Anyway, I removed and examined the power supply, looking for the telltale signs of a damaged component, but couldn’t find anything obviously wrong. I decided to reassemble the unit, hoping that perhaps one of the connectors was intermittent. I decided to use duct tape to reattach the screen, in case I might need to attempt something different, like replacing the power supply, altogether, in order to get the system fixed.

IMac held together with duct tape

IMac held together with duct tape

After powering up and running for a few days, the problem returned, so I knew it wasn’t a faulty connector. I decided to take one more look at the power supply before ordering a replacement. This time, I repeated the scan for obviously fried components, but found none. I did notice that the soldering on a few of the through hole components, just didn’t look that good. The solder job looked like the heat wasn’t enough to draw the solder down into the holes, so the solder was kind of balled up on the legs of these parts. Getting the heat right on a board like this, probably isn’t easy, as it contains a mix of small surface mount parts and through hole parts, that are connected to relatively large heat sinks.

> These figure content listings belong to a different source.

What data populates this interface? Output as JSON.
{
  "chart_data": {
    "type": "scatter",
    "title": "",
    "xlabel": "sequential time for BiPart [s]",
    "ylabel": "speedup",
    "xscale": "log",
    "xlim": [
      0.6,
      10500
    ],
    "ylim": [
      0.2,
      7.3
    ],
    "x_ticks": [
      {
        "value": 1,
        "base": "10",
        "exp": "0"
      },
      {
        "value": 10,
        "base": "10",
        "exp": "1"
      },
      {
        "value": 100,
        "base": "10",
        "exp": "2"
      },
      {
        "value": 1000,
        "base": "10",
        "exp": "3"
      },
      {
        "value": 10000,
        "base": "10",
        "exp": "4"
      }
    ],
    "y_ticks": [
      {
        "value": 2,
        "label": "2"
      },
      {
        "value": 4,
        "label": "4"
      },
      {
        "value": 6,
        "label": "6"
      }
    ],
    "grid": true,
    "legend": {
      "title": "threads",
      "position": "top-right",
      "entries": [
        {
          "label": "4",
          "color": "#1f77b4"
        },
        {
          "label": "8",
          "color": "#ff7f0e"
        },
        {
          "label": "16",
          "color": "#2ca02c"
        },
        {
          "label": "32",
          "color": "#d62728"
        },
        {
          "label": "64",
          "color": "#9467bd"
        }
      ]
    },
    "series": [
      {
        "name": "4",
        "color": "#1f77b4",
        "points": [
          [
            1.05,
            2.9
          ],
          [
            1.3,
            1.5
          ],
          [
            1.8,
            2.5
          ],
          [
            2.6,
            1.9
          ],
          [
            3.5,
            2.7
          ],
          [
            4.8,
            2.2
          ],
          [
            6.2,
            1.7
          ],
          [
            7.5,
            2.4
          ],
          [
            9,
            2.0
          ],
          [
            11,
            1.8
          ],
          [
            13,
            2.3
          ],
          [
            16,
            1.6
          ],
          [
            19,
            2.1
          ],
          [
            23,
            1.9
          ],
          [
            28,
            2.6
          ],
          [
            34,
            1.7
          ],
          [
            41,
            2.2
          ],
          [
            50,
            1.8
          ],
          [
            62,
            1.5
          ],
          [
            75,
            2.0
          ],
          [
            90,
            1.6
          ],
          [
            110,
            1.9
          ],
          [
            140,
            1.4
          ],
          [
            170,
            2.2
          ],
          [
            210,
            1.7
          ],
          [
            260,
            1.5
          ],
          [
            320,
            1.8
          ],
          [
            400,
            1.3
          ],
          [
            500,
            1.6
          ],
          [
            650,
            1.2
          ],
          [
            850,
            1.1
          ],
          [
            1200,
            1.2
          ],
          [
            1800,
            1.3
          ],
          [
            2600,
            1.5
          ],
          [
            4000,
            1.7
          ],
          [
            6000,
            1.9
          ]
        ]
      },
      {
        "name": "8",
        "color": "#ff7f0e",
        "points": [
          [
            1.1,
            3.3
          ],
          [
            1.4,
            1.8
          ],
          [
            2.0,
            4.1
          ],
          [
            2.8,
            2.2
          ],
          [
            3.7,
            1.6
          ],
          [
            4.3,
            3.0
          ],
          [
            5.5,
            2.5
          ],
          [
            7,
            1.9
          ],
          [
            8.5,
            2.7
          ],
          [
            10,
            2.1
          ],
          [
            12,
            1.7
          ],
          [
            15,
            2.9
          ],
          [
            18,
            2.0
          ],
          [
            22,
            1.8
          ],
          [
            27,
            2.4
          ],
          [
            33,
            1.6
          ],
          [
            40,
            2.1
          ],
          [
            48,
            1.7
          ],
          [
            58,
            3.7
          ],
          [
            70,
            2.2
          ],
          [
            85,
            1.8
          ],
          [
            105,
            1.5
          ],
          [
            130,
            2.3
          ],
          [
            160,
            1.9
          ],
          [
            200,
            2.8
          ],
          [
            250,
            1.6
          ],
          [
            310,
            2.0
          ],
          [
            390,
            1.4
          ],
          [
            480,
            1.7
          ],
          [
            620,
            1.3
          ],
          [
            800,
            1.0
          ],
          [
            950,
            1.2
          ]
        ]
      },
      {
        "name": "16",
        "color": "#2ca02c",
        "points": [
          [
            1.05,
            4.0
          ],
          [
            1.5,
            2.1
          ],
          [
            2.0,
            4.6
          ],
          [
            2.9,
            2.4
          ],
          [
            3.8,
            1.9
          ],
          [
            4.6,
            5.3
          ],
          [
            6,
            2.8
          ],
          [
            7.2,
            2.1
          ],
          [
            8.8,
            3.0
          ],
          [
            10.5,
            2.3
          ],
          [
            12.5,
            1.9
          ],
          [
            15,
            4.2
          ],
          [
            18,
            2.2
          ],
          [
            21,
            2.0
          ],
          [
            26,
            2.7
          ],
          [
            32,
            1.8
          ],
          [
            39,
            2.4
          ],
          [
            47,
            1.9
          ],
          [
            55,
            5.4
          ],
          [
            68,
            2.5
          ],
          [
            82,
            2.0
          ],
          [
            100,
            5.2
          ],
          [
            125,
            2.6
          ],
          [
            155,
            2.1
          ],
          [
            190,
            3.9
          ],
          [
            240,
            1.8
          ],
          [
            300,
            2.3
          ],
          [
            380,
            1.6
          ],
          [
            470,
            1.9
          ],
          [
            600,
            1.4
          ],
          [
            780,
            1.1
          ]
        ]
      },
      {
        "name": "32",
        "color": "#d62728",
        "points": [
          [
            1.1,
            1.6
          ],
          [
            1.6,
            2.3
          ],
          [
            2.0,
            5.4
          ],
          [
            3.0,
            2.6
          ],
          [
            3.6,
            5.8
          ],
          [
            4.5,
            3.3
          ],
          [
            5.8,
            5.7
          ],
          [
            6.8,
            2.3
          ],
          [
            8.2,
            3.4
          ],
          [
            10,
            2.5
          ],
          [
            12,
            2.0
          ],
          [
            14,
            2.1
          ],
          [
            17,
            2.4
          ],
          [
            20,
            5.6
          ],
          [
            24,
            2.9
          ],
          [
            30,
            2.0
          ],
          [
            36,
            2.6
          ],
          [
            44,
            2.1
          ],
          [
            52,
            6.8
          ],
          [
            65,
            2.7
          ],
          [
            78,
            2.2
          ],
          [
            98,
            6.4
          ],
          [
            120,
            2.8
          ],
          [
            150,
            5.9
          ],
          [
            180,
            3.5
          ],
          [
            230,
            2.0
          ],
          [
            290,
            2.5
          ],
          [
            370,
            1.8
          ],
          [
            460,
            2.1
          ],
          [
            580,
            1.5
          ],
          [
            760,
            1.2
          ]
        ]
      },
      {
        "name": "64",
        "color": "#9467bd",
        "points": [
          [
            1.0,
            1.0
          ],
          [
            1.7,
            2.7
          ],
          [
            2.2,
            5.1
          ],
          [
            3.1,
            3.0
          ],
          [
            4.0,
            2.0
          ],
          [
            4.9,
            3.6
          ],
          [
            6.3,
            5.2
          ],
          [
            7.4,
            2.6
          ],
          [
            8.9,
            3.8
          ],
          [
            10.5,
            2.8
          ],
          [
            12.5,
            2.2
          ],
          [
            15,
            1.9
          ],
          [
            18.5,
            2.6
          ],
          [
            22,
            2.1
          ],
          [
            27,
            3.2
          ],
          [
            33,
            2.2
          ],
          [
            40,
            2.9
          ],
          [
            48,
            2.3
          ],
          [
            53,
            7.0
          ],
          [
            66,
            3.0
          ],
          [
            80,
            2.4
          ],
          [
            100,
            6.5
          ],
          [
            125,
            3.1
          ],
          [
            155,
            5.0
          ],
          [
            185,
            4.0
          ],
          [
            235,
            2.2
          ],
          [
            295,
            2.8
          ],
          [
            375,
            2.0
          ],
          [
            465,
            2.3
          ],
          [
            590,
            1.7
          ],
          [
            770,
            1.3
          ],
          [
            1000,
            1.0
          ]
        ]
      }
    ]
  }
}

I decided to reflow the solder on the suspect components and see if the system would work more reliably. I went ahead and took a shot at it and put the system back together (with duct tape). I’m still not sure if I fixed it, but three weeks later, I haven’t seen a reoccurrence of the random power off. However, it wouldn’t surprise me at all if putting up this post doesn’t cause an immediate reoccurance of the issue!